Tata Motors’ likely acquisition of Swaraj Mazda
will be a win-win for both the companies. While Tata Motors will, in one shot, become a dominant
player in the intermediate commercial vehicles (ICVs) segment that straddles between the medium and heavy commercial segment and LCVs, Swaraj Mazda will have access to one of the best management and vendor pools in the automobile industry.

Chandigarh-based Swaraj Mazda is India’s leading manufacturer of commercial vehicles in the 5.5-10.5-tonne category. The company is also India’s largest supplier of customised buses and trucks, with nearly 95 models and variants on offer. With a major presence in the national capital region (NCR), Swaraj Mazda also has one of the widest portfolios of CNG power buses and trucks used on intra-city routes.

Tata Motors, on the other hand, is a market leader in all segments of CVs except ICVs. However, given its huge volumes and multiple manufacturing units, the company is a mass manufacturer of standard models with little customisation.
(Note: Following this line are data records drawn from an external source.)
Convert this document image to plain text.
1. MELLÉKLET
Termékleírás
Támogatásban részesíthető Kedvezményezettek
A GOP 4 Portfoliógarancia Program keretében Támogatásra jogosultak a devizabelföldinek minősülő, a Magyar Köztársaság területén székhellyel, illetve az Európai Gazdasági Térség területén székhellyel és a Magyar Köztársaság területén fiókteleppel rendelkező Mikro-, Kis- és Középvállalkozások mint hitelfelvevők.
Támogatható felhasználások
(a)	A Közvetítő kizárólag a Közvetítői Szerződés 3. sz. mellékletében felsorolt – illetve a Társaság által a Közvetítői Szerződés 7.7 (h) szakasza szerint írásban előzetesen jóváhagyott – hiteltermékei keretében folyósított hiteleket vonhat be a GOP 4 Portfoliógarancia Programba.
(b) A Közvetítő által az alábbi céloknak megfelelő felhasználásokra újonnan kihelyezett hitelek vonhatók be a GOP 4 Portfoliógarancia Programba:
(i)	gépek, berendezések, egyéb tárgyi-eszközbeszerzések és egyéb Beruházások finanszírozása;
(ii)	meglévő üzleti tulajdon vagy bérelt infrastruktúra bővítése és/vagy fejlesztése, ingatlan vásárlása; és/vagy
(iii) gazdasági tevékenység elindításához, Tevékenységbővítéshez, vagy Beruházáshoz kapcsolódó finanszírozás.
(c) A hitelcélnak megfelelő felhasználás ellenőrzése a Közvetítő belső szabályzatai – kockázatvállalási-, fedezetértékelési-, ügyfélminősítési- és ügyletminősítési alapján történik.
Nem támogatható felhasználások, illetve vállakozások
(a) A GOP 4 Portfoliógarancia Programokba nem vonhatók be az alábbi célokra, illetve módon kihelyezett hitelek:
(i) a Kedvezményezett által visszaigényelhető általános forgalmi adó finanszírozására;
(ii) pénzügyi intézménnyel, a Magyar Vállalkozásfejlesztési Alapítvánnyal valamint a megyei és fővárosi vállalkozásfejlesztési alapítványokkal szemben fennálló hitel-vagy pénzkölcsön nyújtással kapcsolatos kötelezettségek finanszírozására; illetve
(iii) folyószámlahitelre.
The acquisition of Swaraj Mazda will prove handy in tapping the market for customised vehicles, which despite offering higher margins are best handled by a small company rather than a monolith like Tata Motors.

Swaraj Mazda’s operational expertise is, however, undone by its poor quality of management. This is visible in its inadequate operating cash flows and working capital woes. It takes nearly four months for the company to get payments from its dealers and customers, but it has to make payments to vendors and suppliers in around two-and-a-half months on an average.

This creates cash flow problems for the company and forces it to make short-term borrowings to sustain operations. Industry observers attribute it to the repeated change in the company’s top management in the past few years.

Tata Motors runs one of the most lean operations in the industry, with negative working capital and strong operating cash flows. The company can easily transplant its best practices in Swaraj Mazda, and make its operations equally efficient. According to ET Intelligence Group estimates, bringing Swaraj Mazda operations at par with Tata Motors will generate annual operating cash flows of Rs 100 crore, besides savings on interest cost, as Swaraj Mazda will no longer need to raise short-term loans.

Given the complementarity between the product portfolio of the two companies, the acquisition will make Tata Motors an even bigger player in the domestic market and improve its pricing power. This is significant, as the commercial vehicle market is set to get crowded with most international commercial vehicle majors in various stages of launching their products in India. This includes Navistar, USA, Hino, Japan, Volkswagen, General Motors and Hyundai. Besides, global truck majors such as Mercedes, Volvo and MAN, Germany have already launched their products in India.